Why Do We Romanticize the Confederacy In Film? / by Keith LaFountaine

How does one address the Civil War in a film? This is a question that many filmmakers have asked for years. More difficult to answer, though, is the question: how does one portray the Confederacy in a film?

One would think that the Confederacy would be consistently portrayed as villainous and evil due to their beliefs and the history surrounding the Confederate secession from the United States. However, surprisingly, the Confederacy is often given a sympathetic lens in films. Sometimes the South and the Confederacy are even romanticized in the context of the Civil War.

So why does this happen? Why do filmmakers like to romanticize the Confederacy?

  Cold Mountain  (2003, dir. Anthony Minghella)

Cold Mountain (2003, dir. Anthony Minghella)

I began to notice this trend recently after, coincidentally, watching some Civil War films and episodes of The Twilight Zone in close succession. The most recent of these (I watched it this morning) was Anthony Minghella's 2003 adaptation of Cold Mountain, a romantic drama about a wounded Confederate soldier trying to make his way back to his wife.

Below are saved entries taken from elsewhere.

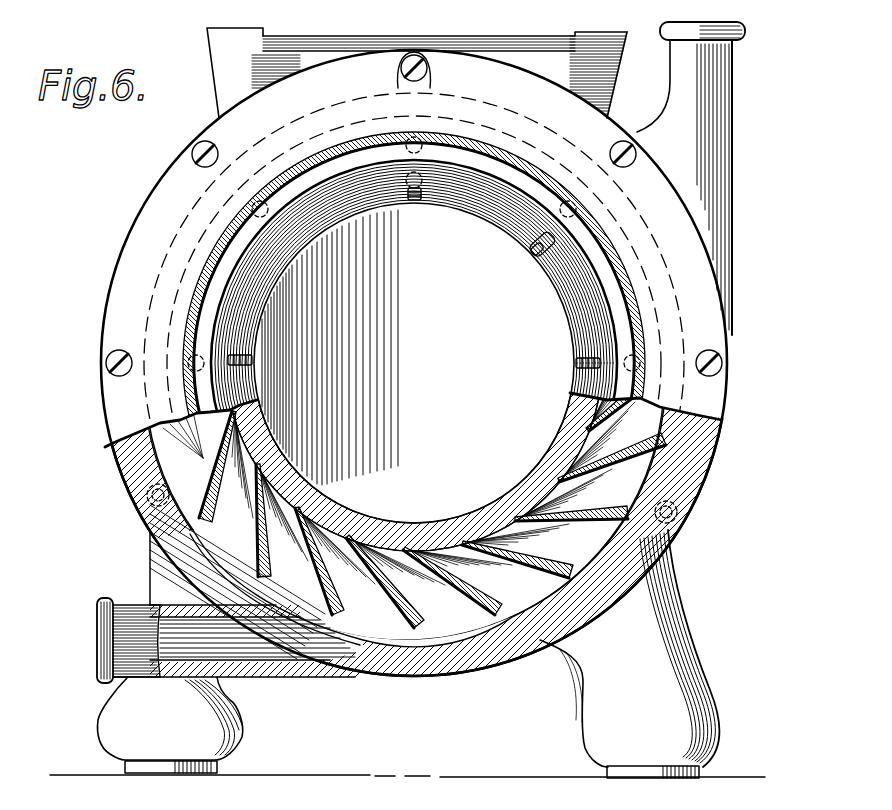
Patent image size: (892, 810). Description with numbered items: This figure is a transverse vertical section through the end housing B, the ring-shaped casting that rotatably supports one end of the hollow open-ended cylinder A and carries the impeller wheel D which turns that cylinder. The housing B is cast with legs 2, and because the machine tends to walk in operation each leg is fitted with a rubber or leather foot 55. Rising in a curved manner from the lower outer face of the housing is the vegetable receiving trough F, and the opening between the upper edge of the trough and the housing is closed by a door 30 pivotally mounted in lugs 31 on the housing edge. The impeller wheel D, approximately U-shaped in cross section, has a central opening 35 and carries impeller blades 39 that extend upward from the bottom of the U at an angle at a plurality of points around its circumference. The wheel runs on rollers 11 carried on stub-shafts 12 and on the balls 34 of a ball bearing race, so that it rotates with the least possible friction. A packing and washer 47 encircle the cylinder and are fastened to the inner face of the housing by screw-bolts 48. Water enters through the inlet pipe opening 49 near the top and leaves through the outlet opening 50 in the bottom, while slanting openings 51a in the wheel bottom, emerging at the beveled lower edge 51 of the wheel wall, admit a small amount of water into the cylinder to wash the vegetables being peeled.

The legs 2 is at (409, 648).
The rollers 11 is at (165, 512).
The stub-shafts 12 is at (148, 496).
The door 30 is at (388, 32).
The lugs 31 is at (233, 30).
The balls 34 is at (580, 214).
The central opening 35 is at (414, 363).
The impeller blades 39 is at (334, 620).
The washer 47 is at (710, 333).
The screw-bolts 48 is at (200, 148).
The water inlet pipe opening 49 is at (691, 178).
The water-outlet opening 50 is at (105, 647).
The beveled lower edge 51 is at (243, 319).
The openings 51a is at (408, 200).
The feet 55 is at (217, 768).
The hollow open ended cylinder A is at (225, 272).
The end housing B is at (146, 213).
The impeller-wheel D is at (280, 456).
The vegetable receiving box or trough F is at (428, 75).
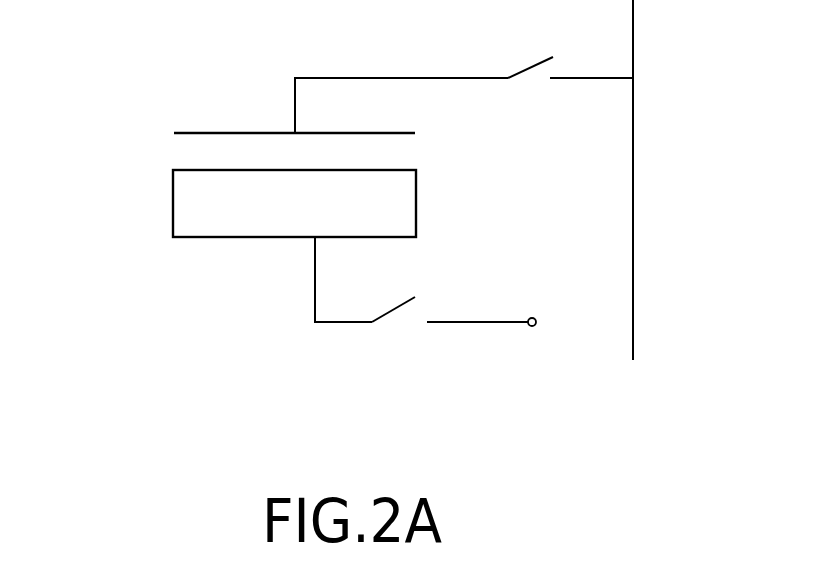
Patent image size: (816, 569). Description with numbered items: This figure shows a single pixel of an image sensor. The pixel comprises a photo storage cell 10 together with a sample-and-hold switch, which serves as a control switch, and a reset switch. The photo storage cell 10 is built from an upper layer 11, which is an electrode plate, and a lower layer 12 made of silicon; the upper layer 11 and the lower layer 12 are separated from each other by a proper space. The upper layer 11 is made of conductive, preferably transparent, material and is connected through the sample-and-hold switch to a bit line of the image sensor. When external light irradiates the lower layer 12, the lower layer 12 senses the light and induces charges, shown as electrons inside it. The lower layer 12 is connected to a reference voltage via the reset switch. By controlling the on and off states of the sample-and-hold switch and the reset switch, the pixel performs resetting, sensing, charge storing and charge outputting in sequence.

The photo storage cell 10 is at (118, 258).
The upper layer 11 is at (258, 132).
The lower layer 12 is at (415, 218).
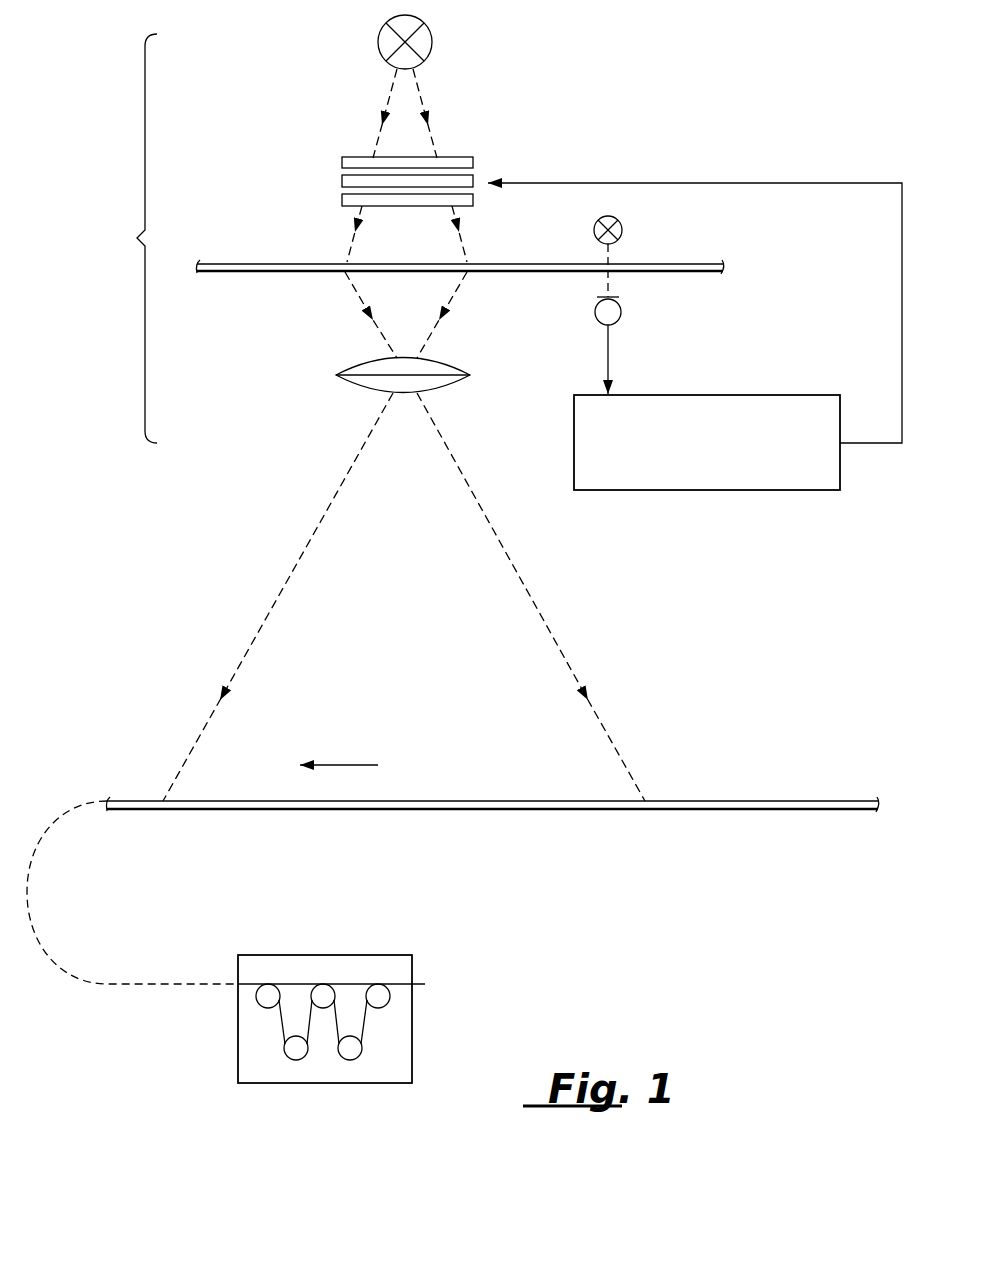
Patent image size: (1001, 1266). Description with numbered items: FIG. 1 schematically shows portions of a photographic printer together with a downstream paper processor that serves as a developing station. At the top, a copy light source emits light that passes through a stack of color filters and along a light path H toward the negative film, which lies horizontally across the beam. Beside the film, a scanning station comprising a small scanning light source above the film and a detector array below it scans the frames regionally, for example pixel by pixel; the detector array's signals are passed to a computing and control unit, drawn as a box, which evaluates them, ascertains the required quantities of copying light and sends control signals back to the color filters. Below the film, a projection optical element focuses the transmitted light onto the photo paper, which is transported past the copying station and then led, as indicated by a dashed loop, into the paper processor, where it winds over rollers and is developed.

The light path H is at (403, 232).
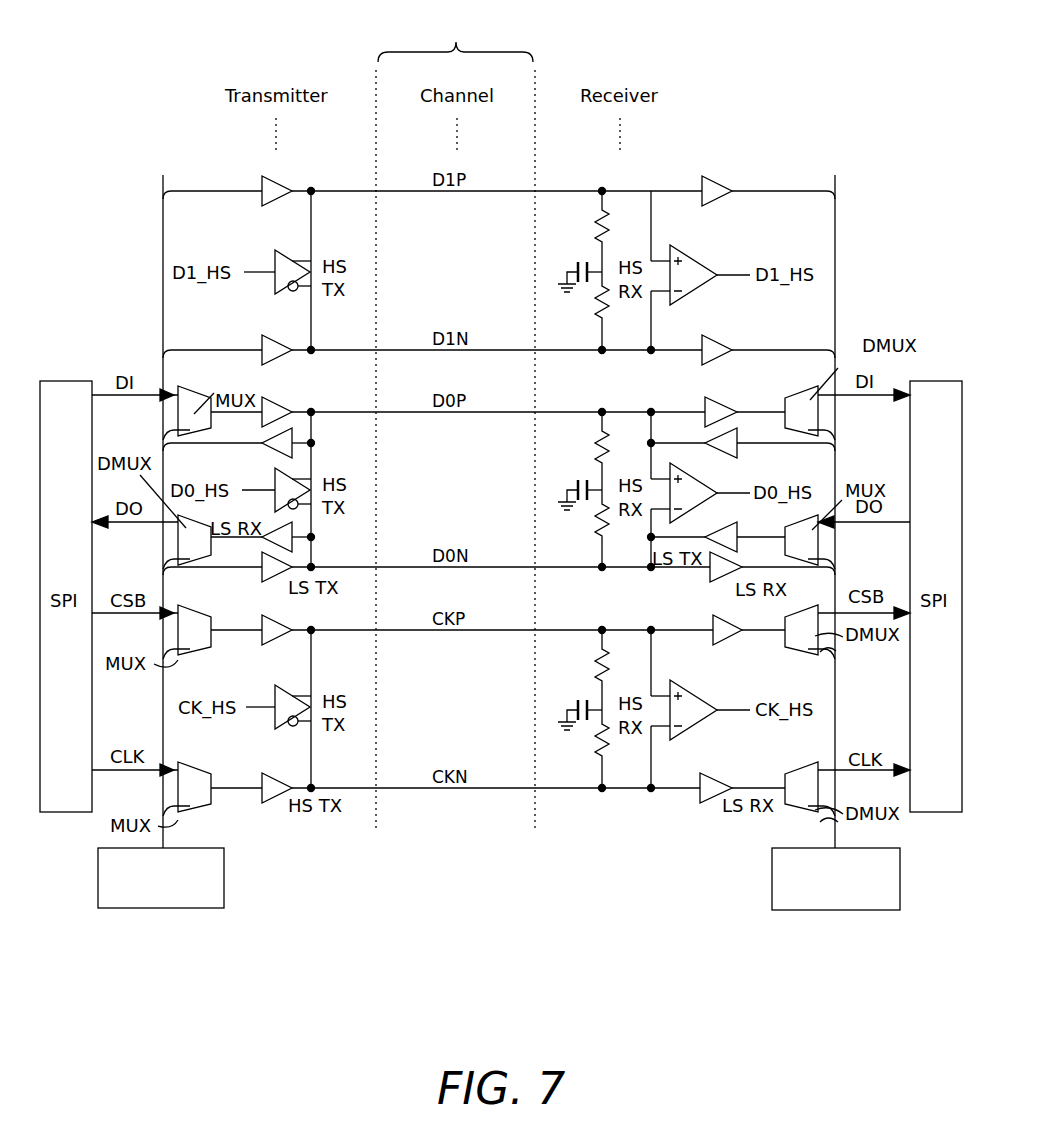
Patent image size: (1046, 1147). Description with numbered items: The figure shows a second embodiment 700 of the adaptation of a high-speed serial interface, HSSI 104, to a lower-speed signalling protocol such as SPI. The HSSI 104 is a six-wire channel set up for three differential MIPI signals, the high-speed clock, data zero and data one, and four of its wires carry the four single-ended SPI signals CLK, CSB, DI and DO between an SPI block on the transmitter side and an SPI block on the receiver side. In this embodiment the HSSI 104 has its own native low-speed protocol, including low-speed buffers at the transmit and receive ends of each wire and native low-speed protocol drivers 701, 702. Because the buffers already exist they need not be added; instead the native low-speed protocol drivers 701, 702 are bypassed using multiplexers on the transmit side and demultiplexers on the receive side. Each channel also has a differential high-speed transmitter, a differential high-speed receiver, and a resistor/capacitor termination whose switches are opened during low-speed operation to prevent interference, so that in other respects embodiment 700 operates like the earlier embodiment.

The high-speed serial interface (HSSI) channel 104 is at (455, 40).
The embodiment of HSSI adaptation for low-speed operation 700 is at (792, 110).
The native low-speed protocol driver 701 is at (180, 908).
The native low-speed protocol driver 702 is at (772, 906).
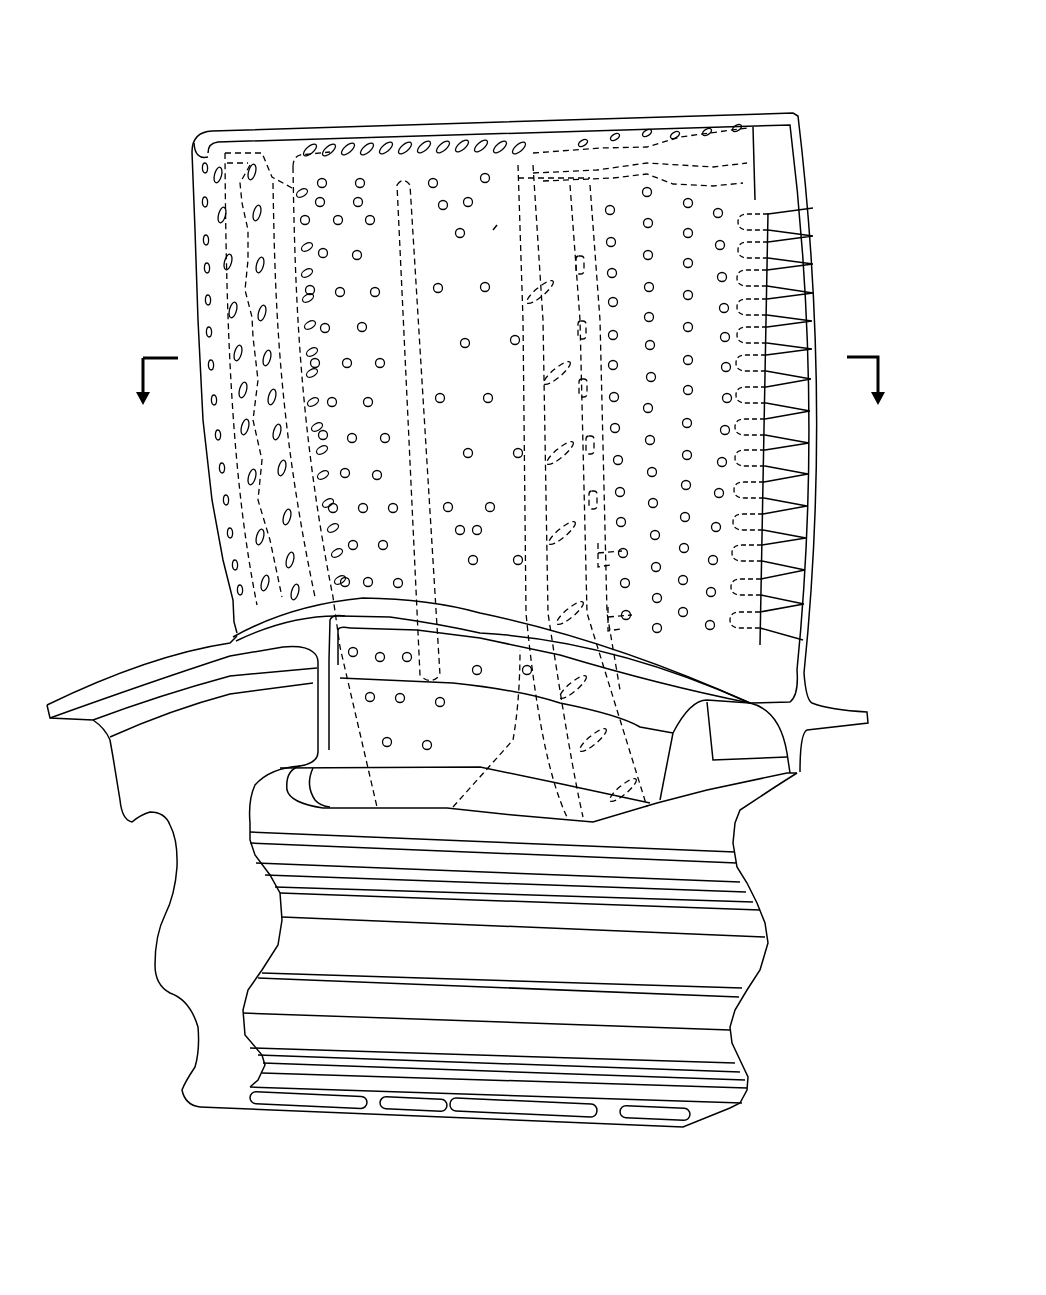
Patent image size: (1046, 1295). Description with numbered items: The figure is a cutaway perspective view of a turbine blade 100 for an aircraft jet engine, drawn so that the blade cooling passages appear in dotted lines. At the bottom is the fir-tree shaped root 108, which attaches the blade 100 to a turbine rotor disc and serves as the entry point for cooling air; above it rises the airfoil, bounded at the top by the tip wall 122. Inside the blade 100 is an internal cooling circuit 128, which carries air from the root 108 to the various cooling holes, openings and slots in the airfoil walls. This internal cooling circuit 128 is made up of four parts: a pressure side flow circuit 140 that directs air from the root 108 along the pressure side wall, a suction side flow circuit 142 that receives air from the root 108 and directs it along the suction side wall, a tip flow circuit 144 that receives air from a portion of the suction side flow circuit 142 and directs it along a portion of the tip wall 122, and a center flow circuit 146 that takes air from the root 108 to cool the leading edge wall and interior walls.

The turbine blade 100 is at (745, 82).
The root 108 is at (160, 935).
The tip wall 122 is at (258, 136).
The internal cooling circuit 128 is at (383, 147).
The pressure side flow circuit 140 is at (499, 222).
The suction side flow circuit 142 is at (747, 199).
The tip flow circuit 144 is at (684, 144).
The center flow circuit 146 is at (223, 256).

Cold Mountain does not try to hide the fact that the Confederacy owned slaves; however, it does romanticize the agrarian image of the South, with a muscled Jude Law building houses and women (mainly Nicole Kidman) wearing bonnets and playing piano. It represents the south as this sort of idyllic landscape ravaged by war and the Union army.

  Gone With the Wind  (1939, dir. Victor Fleming)

Gone With the Wind (1939, dir. Victor Fleming)

The other famous example of this is in the 1939 classic Gone With the Wind. Again, we are focusing on a love story between two Southerners while the Civil War rages in the backdrop.

However, it's not just these classic films that paint the South, and the Confederacy, in this light. For instance, in the 2014 film The Keeping Room the story revolves around three women (one of whom is a slave) fighting off two rogue Union soldiers who are trying to kill them. In Clint Eastwood's 1976 film, The Outlaw Josey Wales, Eastwood plays a Southerner who joins the Confederacy after his family is murdered by Union soldiers. And then, of course, there is the infamous (and incredibly racist) D.W. Griffith film, The Birth of a Nation, which paints the Confederacy and the KKK in a heroic light.

Now very few of these films (except for Griffith's) actually romanticize the Confederacy. Rather, these films seem to be romanticizing the tragic image of the South. Many of these films take place towards the end of the Civil War, when the Confederacy knew their time was up.

It's also important to say that not every Civil War film is about the Confederacy, of course. Films like Glory, The Red Badge of Courage, and Lincoln are all told from the North's point of view.

But there is still a question of why. Why do directors seem so interested in telling stories of Confederate soldiers and Southerners sympathetic to the Confederacy?

  Lincoln  (2012, dir. Steven Spielberg)

Lincoln (2012, dir. Steven Spielberg)

Part of the appeal of telling a Southern story may come from the more complex morality at work. How does one tell the story of a good Southerner when the South during that time was synonymous with the Confederacy? Furthermore, telling the story from the Confederate side avoids romanticizing the Union army (who, to be fair, did do some horrible things during the war). 

But there is still no escaping the fact that these films, either overtly or subtlely, romanticize the Confederate army.

None of these films are ignorant of their history (except for The Birth of a Nation); many of them have scenes dedicated to showing white Southerners being kind to slaves or show harrowing images of slavery. However, their polished version of the South and their idyllic vision of lush countrysides and small towns contradicts the horrors we know happened during this time.

  The Outlaw Josey Wales  (1976, dir. Clint Eastwood)

The Outlaw Josey Wales (1976, dir. Clint Eastwood)

Is there anything inherently wrong with telling a Civil War story from the South's perspective? I don't think so, as long as we are not trying to avoid or rewrite history. There is no way to spin the atrocities that the Confederacy committed (and there should never be an attempt to spin it) but there were still people in the South who were not directly associated with the Confederate army. There are plenty of stories that could be told -- especially from the perspective women and people of color -- which may be complex morally and may challenge audiences in a new way.

With that said, though, romanticizing the Confederacy feels uncomfortable for lack of better words. When we see a film that portrays the Union army as evil and the Confederacy as heroic it skews everything we know about American history. When we see polished cinematography of white farmers and lush countrysides without any sight of a slave (which happens often in Cold Mountain) it seems to be pushing aside history for something more palatable and digestible.

I don't have the answer for which stories should be told, or how they should be told (and I don't think I'm in a very good place to dictate that regardless). However, I think we should take a look at these films and really question why they are being told from a Southern perspective. What benefits (if any) does this offer us?

The answer may not be as clear-cut as we may think.